娘がうとうとしはじめたのを見た家光は、腕を差しのべた。

「お父さんとねんねしような〜」

が、しかし、真奈はいやいやと首を横に振った。

「お兄ちゃんとねんねする」

「なっ、なんだってーー!?」

「お兄ちゃんとねんねするの」

真奈はきっぱりとした口調で言い切った。

「そ……それはお父さんどうかと思うぞ。

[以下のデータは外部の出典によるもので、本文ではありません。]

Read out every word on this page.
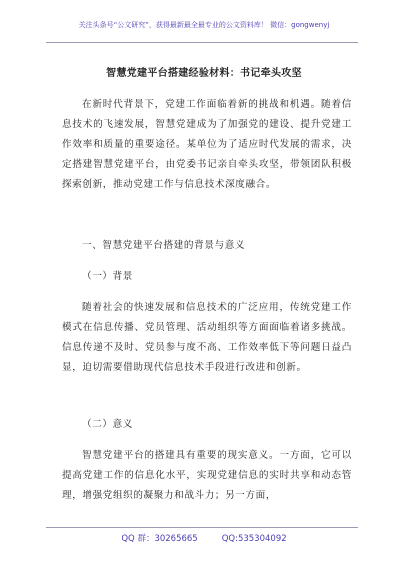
关注头条号“公文研究”，获得最新最全最专业的公文资料库！ 微信：gongwenyj
智慧党建平台搭建经验材料：书记牵头攻坚

在新时代背景下，党建工作面临着新的挑战和机遇。随着信息技术的飞速发展，智慧党建成为了加强党的建设、提升党建工作效率和质量的重要途径。某单位为了适应时代发展的需求，决定搭建智慧党建平台，由党委书记亲自牵头攻坚，带领团队积极探索创新，推动党建工作与信息技术深度融合。

一、智慧党建平台搭建的背景与意义
（一）背景

随着社会的快速发展和信息技术的广泛应用，传统党建工作模式在信息传播、党员管理、活动组织等方面面临着诸多挑战。信息传递不及时、党员参与度不高、工作效率低下等问题日益凸显，迫切需要借助现代信息技术手段进行改进和创新。

（二）意义

智慧党建平台的搭建具有重要的现实意义。一方面，它可以提高党建工作的信息化水平，实现党建信息的实时共享和动态管理，增强党组织的凝聚力和战斗力；另一方面，

QQ 群：30265665	QQ:535304092
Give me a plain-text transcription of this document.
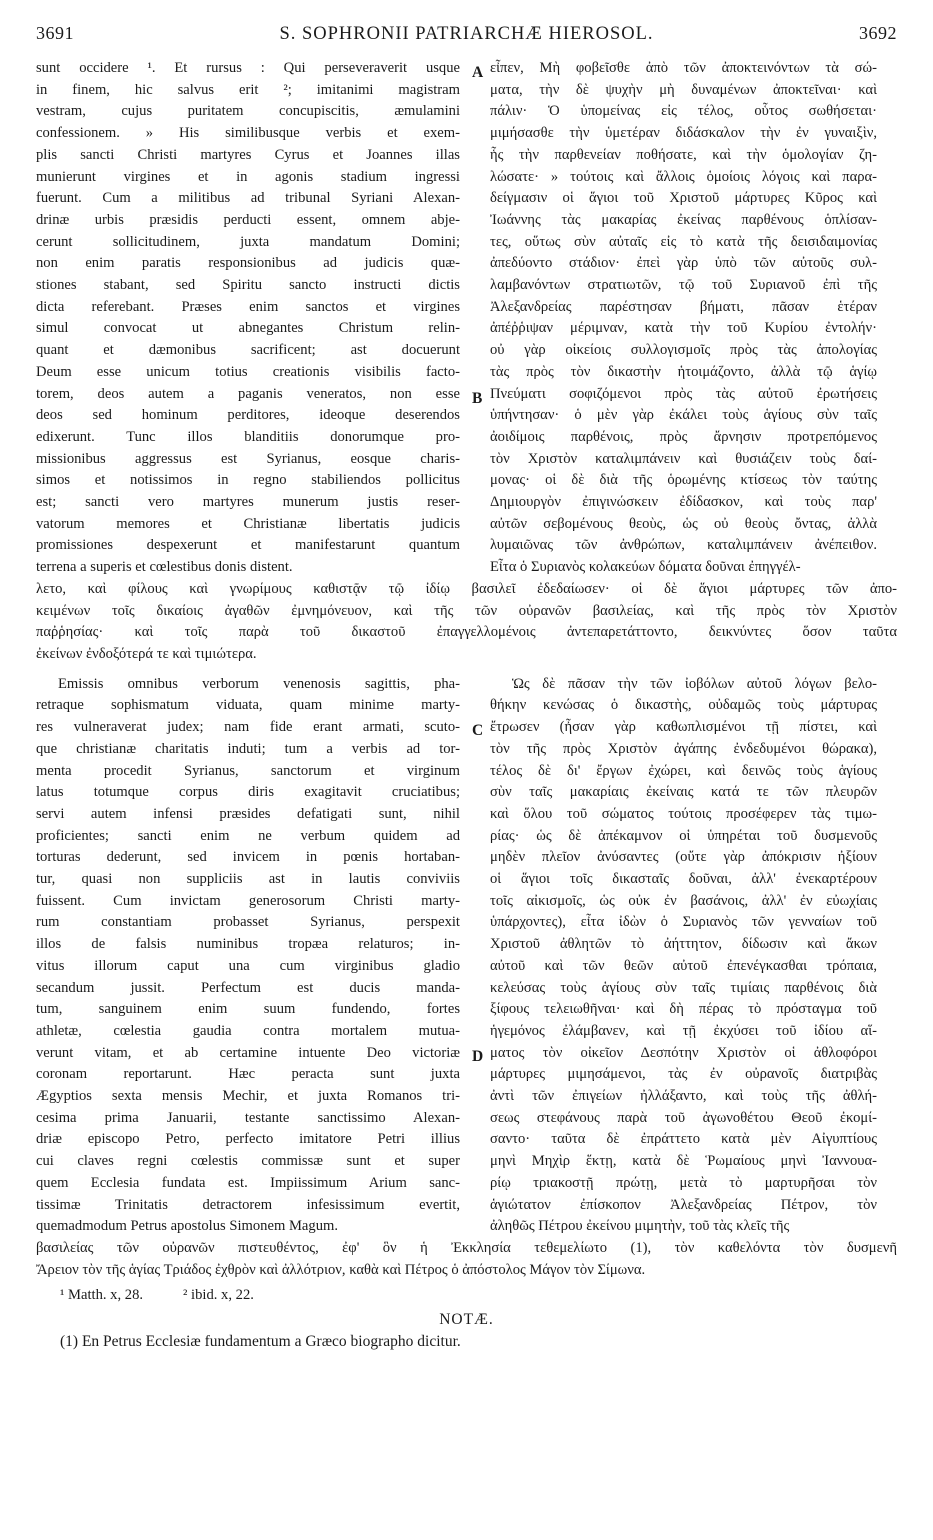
3691	S. SOPHRONII PATRIARCHÆ HIEROSOL.	3692
sunt occidere ¹. Et rursus : Qui perseveraverit usque
in finem, hic salvus erit ²; imitanimi magistram
vestram, cujus puritatem concupiscitis, æmulamini
confessionem. » His similibusque verbis et exem-
plis sancti Christi martyres Cyrus et Joannes illas
munierunt virgines et in agonis stadium ingressi
fuerunt. Cum a militibus ad tribunal Syriani Alexan-
drinæ urbis præsidis perducti essent, omnem abje-
cerunt sollicitudinem, juxta mandatum Domini;
non enim paratis responsionibus ad judicis quæ-
stiones stabant, sed Spiritu sancto instructi dictis
dicta referebant. Præses enim sanctos et virgines
simul convocat ut abnegantes Christum relin-
quant et dæmonibus sacrificent; ast docuerunt
Deum esse unicum totius creationis visibilis facto-
torem, deos autem a paganis veneratos, non esse
deos sed hominum perditores, ideoque deserendos
edixerunt. Tunc illos blanditiis donorumque pro-
missionibus aggressus est Syrianus, eosque charis-
simos et notissimos in regno stabiliendos pollicitus
est; sancti vero martyres munerum justis reser-
vatorum memores et Christianæ libertatis judicis
promissiones despexerunt et manifestarunt quantum
terrena a superis et cœlestibus donis distent.
A
B
εἶπεν, Μὴ φοβεῖσθε ἀπὸ τῶν ἀποκτεινόντων τὰ σώ-
ματα, τὴν δὲ ψυχὴν μὴ δυναμένων ἀποκτεῖναι· καὶ
πάλιν· Ὁ ὑπομείνας εἰς τέλος, οὗτος σωθήσεται·
μιμήσασθε τὴν ὑμετέραν διδάσκαλον τὴν ἐν γυναιξὶν,
ἧς τὴν παρθενείαν ποθήσατε, καὶ τὴν ὁμολογίαν ζη-
λώσατε· » τούτοις καὶ ἄλλοις ὁμοίοις λόγοις καὶ παρα-
δείγμασιν οἱ ἅγιοι τοῦ Χριστοῦ μάρτυρες Κῦρος καὶ
Ἰωάννης τὰς μακαρίας ἐκείνας παρθένους ὁπλίσαν-
τες, οὕτως σὺν αὐταῖς εἰς τὸ κατὰ τῆς δεισιδαιμονίας
ἀπεδύοντο στάδιον· ἐπεὶ γὰρ ὑπὸ τῶν αὐτοῦς συλ-
λαμβανόντων στρατιωτῶν, τῷ τοῦ Συριανοῦ ἐπὶ τῆς
Ἀλεξανδρείας παρέστησαν βήματι, πᾶσαν ἑτέραν
ἀπέῤῥιψαν μέριμναν, κατὰ τὴν τοῦ Κυρίου ἐντολήν·
οὐ γὰρ οἰκείοις συλλογισμοῖς πρὸς τὰς ἀπολογίας
τὰς πρὸς τὸν δικαστὴν ἡτοιμάζοντο, ἀλλὰ τῷ ἁγίῳ
Πνεύματι σοφιζόμενοι πρὸς τὰς αὐτοῦ ἐρωτήσεις
ὑπήντησαν· ὁ μὲν γὰρ ἐκάλει τοὺς ἁγίους σὺν ταῖς
ἀοιδίμοις παρθένοις, πρὸς ἄρνησιν προτρεπόμενος
τὸν Χριστὸν καταλιμπάνειν καὶ θυσιάζειν τοὺς δαί-
μονας· οἱ δὲ διὰ τῆς ὁρωμένης κτίσεως τὸν ταύτης
Δημιουργὸν ἐπιγινώσκειν ἐδίδασκον, καὶ τοὺς παρ'
αὐτῶν σεβομένους θεοὺς, ὡς οὐ θεοὺς ὄντας, ἀλλὰ
λυμαιῶνας τῶν ἀνθρώπων, καταλιμπάνειν ἀνέπειθον.
Εἶτα ὁ Συριανὸς κολακεύων δόματα δοῦναι ἐπηγγέλ-
λετο, καὶ φίλους καὶ γνωρίμους καθιστᾷν τῷ ἰδίῳ βασιλεῖ ἐδεδαίωσεν· οἱ δὲ ἅγιοι μάρτυρες τῶν ἀπο-
κειμένων τοῖς δικαίοις ἀγαθῶν ἐμνημόνευον, καὶ τῆς τῶν οὐρανῶν βασιλείας, καὶ τῆς πρὸς τὸν Χριστὸν
παῤῥησίας· καὶ τοῖς παρὰ τοῦ δικαστοῦ ἐπαγγελλομένοις ἀντεπαρετάττοντο, δεικνύντες ὅσον ταῦτα
ἐκείνων ἐνδοξότερά τε καὶ τιμιώτερα.
Emissis omnibus verborum venenosis sagittis, pha-
retraque sophismatum viduata, quam minime marty-
res vulneraverat judex; nam fide erant armati, scuto-
que christianæ charitatis induti; tum a verbis ad tor-
menta procedit Syrianus, sanctorum et virginum
latus totumque corpus diris exagitavit cruciatibus;
servi autem infensi præsides defatigati sunt, nihil
proficientes; sancti enim ne verbum quidem ad
torturas dederunt, sed invicem in pœnis hortaban-
tur, quasi non suppliciis ast in lautis conviviis
fuissent. Cum invictam generosorum Christi marty-
rum constantiam probasset Syrianus, perspexit
illos de falsis numinibus tropæa relaturos; in-
vitus illorum caput una cum virginibus gladio
secandum jussit. Perfectum est ducis manda-
tum, sanguinem enim suum fundendo, fortes
athletæ, cœlestia gaudia contra mortalem mutua-
verunt vitam, et ab certamine intuente Deo victoriæ
coronam reportarunt. Hæc peracta sunt juxta
Ægyptios sexta mensis Mechir, et juxta Romanos tri-
cesima prima Januarii, testante sanctissimo Alexan-
driæ episcopo Petro, perfecto imitatore Petri illius
cui claves regni cœlestis commissæ sunt et super
quem Ecclesia fundata est. Impiissimum Arium sanc-
tissimæ Trinitatis detractorem infesissimum evertit,
quemadmodum Petrus apostolus Simonem Magum.
C
D
Ὡς δὲ πᾶσαν τὴν τῶν ἰοβόλων αὐτοῦ λόγων βελο-
θήκην κενώσας ὁ δικαστὴς, οὐδαμῶς τοὺς μάρτυρας
ἔτρωσεν (ἦσαν γὰρ καθωπλισμένοι τῇ πίστει, καὶ
τὸν τῆς πρὸς Χριστὸν ἀγάπης ἐνδεδυμένοι θώρακα),
τέλος δὲ δι' ἔργων ἐχώρει, καὶ δεινῶς τοὺς ἁγίους
σὺν ταῖς μακαρίαις ἐκείναις κατά τε τῶν πλευρῶν
καὶ ὅλου τοῦ σώματος τούτοις προσέφερεν τὰς τιμω-
ρίας· ὡς δὲ ἀπέκαμνον οἱ ὑπηρέται τοῦ δυσμενοῦς
μηδὲν πλεῖον ἀνύσαντες (οὔτε γὰρ ἀπόκρισιν ἠξίουν
οἱ ἅγιοι τοῖς δικασταῖς δοῦναι, ἀλλ' ἐνεκαρτέρουν
τοῖς αἰκισμοῖς, ὡς οὐκ ἐν βασάνοις, ἀλλ' ἐν εὐωχίαις
ὑπάρχοντες), εἶτα ἰδὼν ὁ Συριανὸς τῶν γενναίων τοῦ
Χριστοῦ ἀθλητῶν τὸ ἀήττητον, δίδωσιν καὶ ἄκων
αὐτοῦ καὶ τῶν θεῶν αὐτοῦ ἐπενέγκασθαι τρόπαια,
κελεύσας τοὺς ἁγίους σὺν ταῖς τιμίαις παρθένοις διὰ
ξίφους τελειωθῆναι· καὶ δὴ πέρας τὸ πρόσταγμα τοῦ
ἡγεμόνος ἐλάμβανεν, καὶ τῇ ἐκχύσει τοῦ ἰδίου αἵ-
ματος τὸν οἰκεῖον Δεσπότην Χριστὸν οἱ ἀθλοφόροι
μάρτυρες μιμησάμενοι, τὰς ἐν οὐρανοῖς διατριβὰς
ἀντὶ τῶν ἐπιγείων ἠλλάξαντο, καὶ τοὺς τῆς ἀθλή-
σεως στεφάνους παρὰ τοῦ ἀγωνοθέτου Θεοῦ ἐκομί-
σαντο· ταῦτα δὲ ἐπράττετο κατὰ μὲν Αἰγυπτίους
μηνὶ Μηχὶρ ἕκτῃ, κατὰ δὲ Ῥωμαίους μηνὶ Ἰαννουα-
ρίῳ τριακοστῇ πρώτῃ, μετὰ τὸ μαρτυρῆσαι τὸν
ἁγιώτατον ἐπίσκοπον Ἀλεξανδρείας Πέτρον, τὸν
ἀληθῶς Πέτρου ἐκείνου μιμητὴν, τοῦ τὰς κλεῖς τῆς
βασιλείας τῶν οὐρανῶν πιστευθέντος, ἐφ' ὃν ἡ Ἐκκλησία τεθεμελίωτο (1), τὸν καθελόντα τὸν δυσμενῆ
Ἄρειον τὸν τῆς ἁγίας Τριάδος ἐχθρὸν καὶ ἀλλότριον, καθὰ καὶ Πέτρος ὁ ἀπόστολος Μάγον τὸν Σίμωνα.
¹ Matth. x, 28.	² ibid. x, 22.
NOTÆ.
(1) En Petrus Ecclesiæ fundamentum a Græco biographo dicitur.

だってなあ……そ、そうだ、ほら、夜中にトイレに行きたくなったりしたら困るだろ?」

「ちゃんと一人でおトイレ行けるもん」

真奈はムッとした顔で父に抗議した。
どうしてお兄ちゃんの前でそんなこと言うの、と言わんばかりに柔らかな頬を染めて。

──なんてことだ!
家光は愕然とした。
それはつまり娘がザンザスを異性として意識している証拠であったからだ。

翌朝の別れの時も、真奈はザンザスにべったりくっついて中々離れようとしなかった。

「お兄ちゃん…」

「お兄ちゃんじゃねえ…ザンザスだ」

「ザンザス…」

中々は自分よりもずっと大きな少年の身体にぎゅううと抱きついた。
小さな肩が震えている。
別れるのは寂しいとその幼い身体全部で訴えている。

「おい」

低い声で呼びかけると、華奢な肩がぴくりと反応した。

「お前は俺の妻になる女だろう」

「…うん」

「なら泣くんじゃねえ」

「…うん」

真奈は涙をこらえてこっくり頷いた。
ザンザスが荒っぽくその小さな頭を撫でる。


その初恋の“お兄ちゃん”との再会は色々な意味で劇的なものだった。

大空のリングの所有者を決める闘いに相応しく、二人とも縦横無尽に空を飛び回って闘っている。

「お兄ちゃん!」

「お兄ちゃんじゃねぇ、ザンザスだ」

「ザンザス!」

「何やってんだお前らは」とリボーンに呆れられてしまったが、それはこれから始まるロマンスの幕開けなのだった。